Occasionalmente venduto per gli acquari ad un costo molto variabile, ma comunque piuttosto basso per gli esemplari neonati, il barbo gigante vede aumentare in modo esponenziale il proprio valore col trascorrere degli anni, proprio per la difficoltà evidente nel fornirgli uno spazio sufficientemente ampio ed aderente alle caratteristiche ambientali del proprio luogo originario di provenienza. In presenza delle quali, se si è abbastanza fortunati, può raggiungere i 10-20 Kg in un periodo di 3 anni, laddove dimensioni e longevità maggiori risultano essere comprensibilmente molto rare in ambiti di tipologia privata. Il che è un vero peccato perché la longevità di questi pesci, mai formalmente misurata, potrebbe raggiungere ed agevolmente superare le decadi, come desumibile da una spontanea analogia con altri ciprinidi di grandi dimensioni, vedi ad esempio le sopracitate carpe koi.

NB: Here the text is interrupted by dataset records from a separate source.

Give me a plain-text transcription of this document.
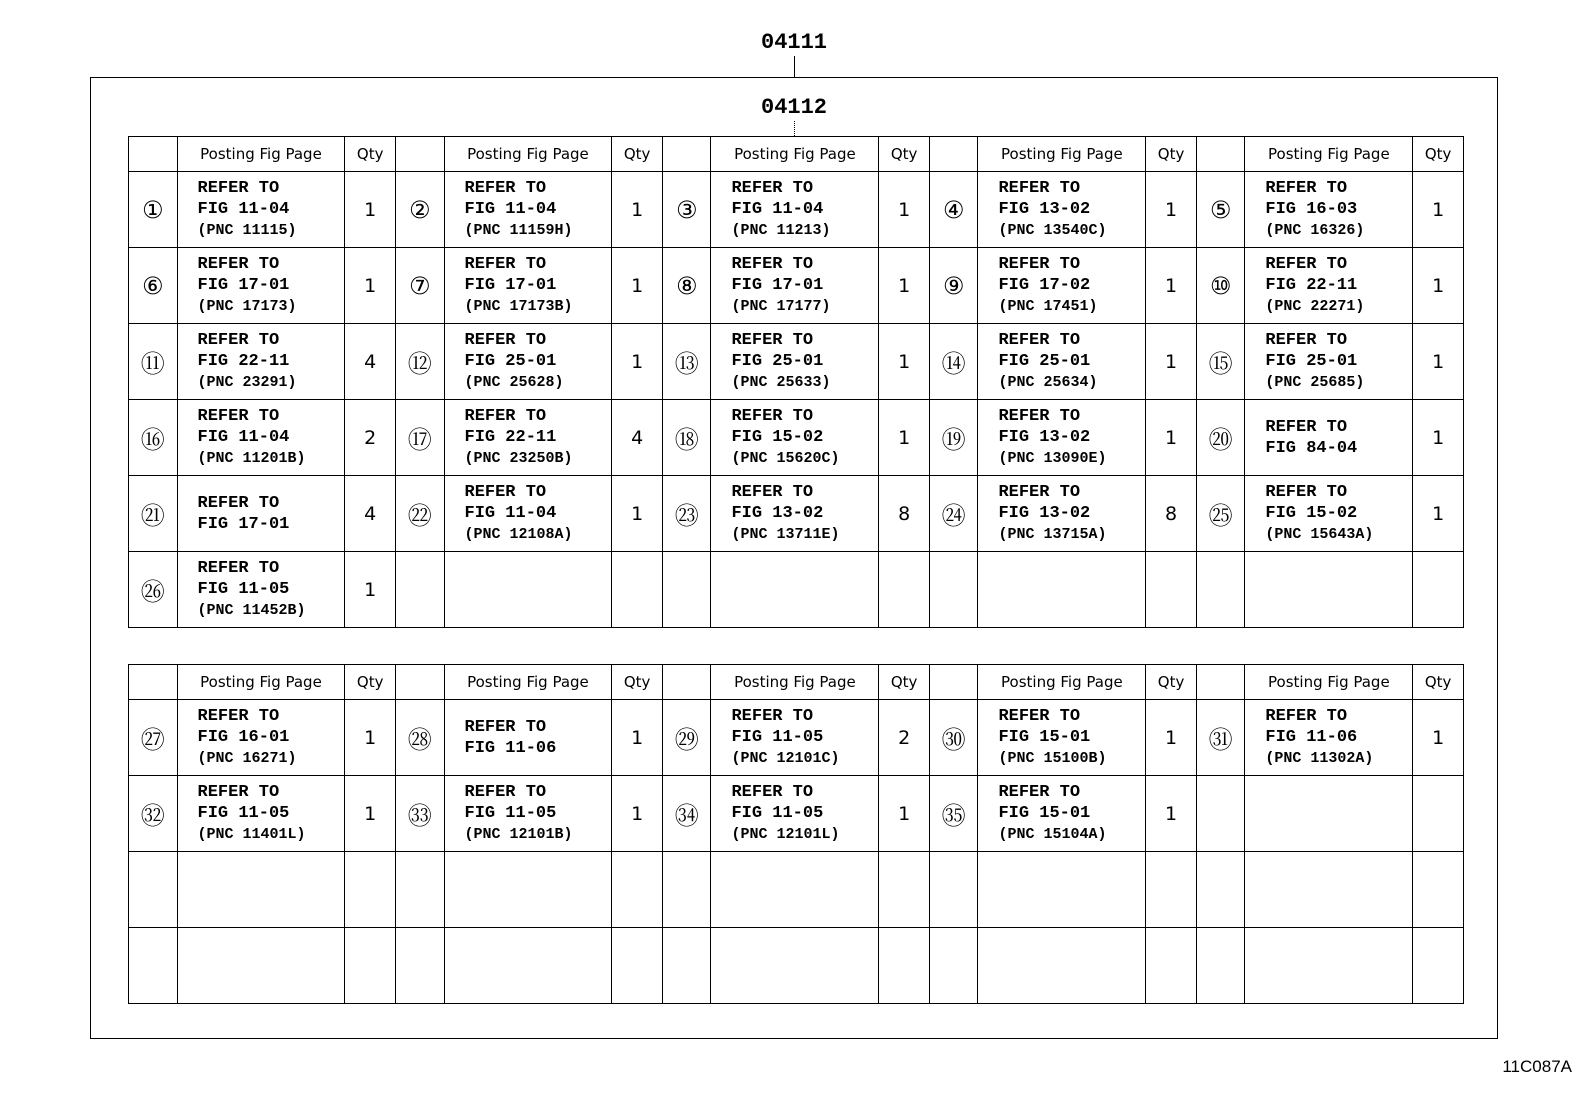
04111
04112
	Posting Fig Page	Qty		Posting Fig Page	Qty		Posting Fig Page	Qty		Posting Fig Page	Qty		Posting Fig Page	Qty
①	REFER TO
FIG 11-04
(PNC 11115)	1	②	REFER TO
FIG 11-04
(PNC 11159H)	1	③	REFER TO
FIG 11-04
(PNC 11213)	1	④	REFER TO
FIG 13-02
(PNC 13540C)	1	⑤	REFER TO
FIG 16-03
(PNC 16326)	1
⑥	REFER TO
FIG 17-01
(PNC 17173)	1	⑦	REFER TO
FIG 17-01
(PNC 17173B)	1	⑧	REFER TO
FIG 17-01
(PNC 17177)	1	⑨	REFER TO
FIG 17-02
(PNC 17451)	1	⑩	REFER TO
FIG 22-11
(PNC 22271)	1
⑪	REFER TO
FIG 22-11
(PNC 23291)	4	⑫	REFER TO
FIG 25-01
(PNC 25628)	1	⑬	REFER TO
FIG 25-01
(PNC 25633)	1	⑭	REFER TO
FIG 25-01
(PNC 25634)	1	⑮	REFER TO
FIG 25-01
(PNC 25685)	1
⑯	REFER TO
FIG 11-04
(PNC 11201B)	2	⑰	REFER TO
FIG 22-11
(PNC 23250B)	4	⑱	REFER TO
FIG 15-02
(PNC 15620C)	1	⑲	REFER TO
FIG 13-02
(PNC 13090E)	1	⑳	REFER TO
FIG 84-04	1
㉑	REFER TO
FIG 17-01	4	㉒	REFER TO
FIG 11-04
(PNC 12108A)	1	㉓	REFER TO
FIG 13-02
(PNC 13711E)	8	㉔	REFER TO
FIG 13-02
(PNC 13715A)	8	㉕	REFER TO
FIG 15-02
(PNC 15643A)	1
㉖	REFER TO
FIG 11-05
(PNC 11452B)	1		

	Posting Fig Page	Qty		Posting Fig Page	Qty		Posting Fig Page	Qty		Posting Fig Page	Qty		Posting Fig Page	Qty
㉗	REFER TO
FIG 16-01
(PNC 16271)	1	㉘	REFER TO
FIG 11-06	1	㉙	REFER TO
FIG 11-05
(PNC 12101C)	2	㉚	REFER TO
FIG 15-01
(PNC 15100B)	1	㉛	REFER TO
FIG 11-06
(PNC 11302A)	1
㉜	REFER TO
FIG 11-05
(PNC 11401L)	1	㉝	REFER TO
FIG 11-05
(PNC 12101B)	1	㉞	REFER TO
FIG 11-05
(PNC 12101L)	1	㉟	REFER TO
FIG 15-01
(PNC 15104A)	1		

11C087A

Memoria mitica di un tempo mai esistito, dunque, “l’altro” Re del Siam pacatamente esiste, continuando a trarre il massimo vantaggio da una condizione ormai distante dai parametri ideali. Il che, se vogliamo, è anche un segno del passaggio dei tempi, in cui nulla resta identico a se stesso nel procedere delle generazioni. E nel caso in cui gli umani interferiscano attraverso la ricerca del profitto ad ogni costo, assai difficilmente riesce a mantenere i tratti distintivi che più di ogni altro rendono speciale un luogo, piuttosto che un altro. Dopo tutto, a cosa può “servire” a conti fatti una magnifica carpa gigante? Basta un mero pesce gatto oppure il segno del passaggio di uno squalo in caccia, per entusiasmarsi. La corona grava unicamente sopra il capo che la indossa. E molto spesso, essa risulta particolarmente scomoda anche per lui.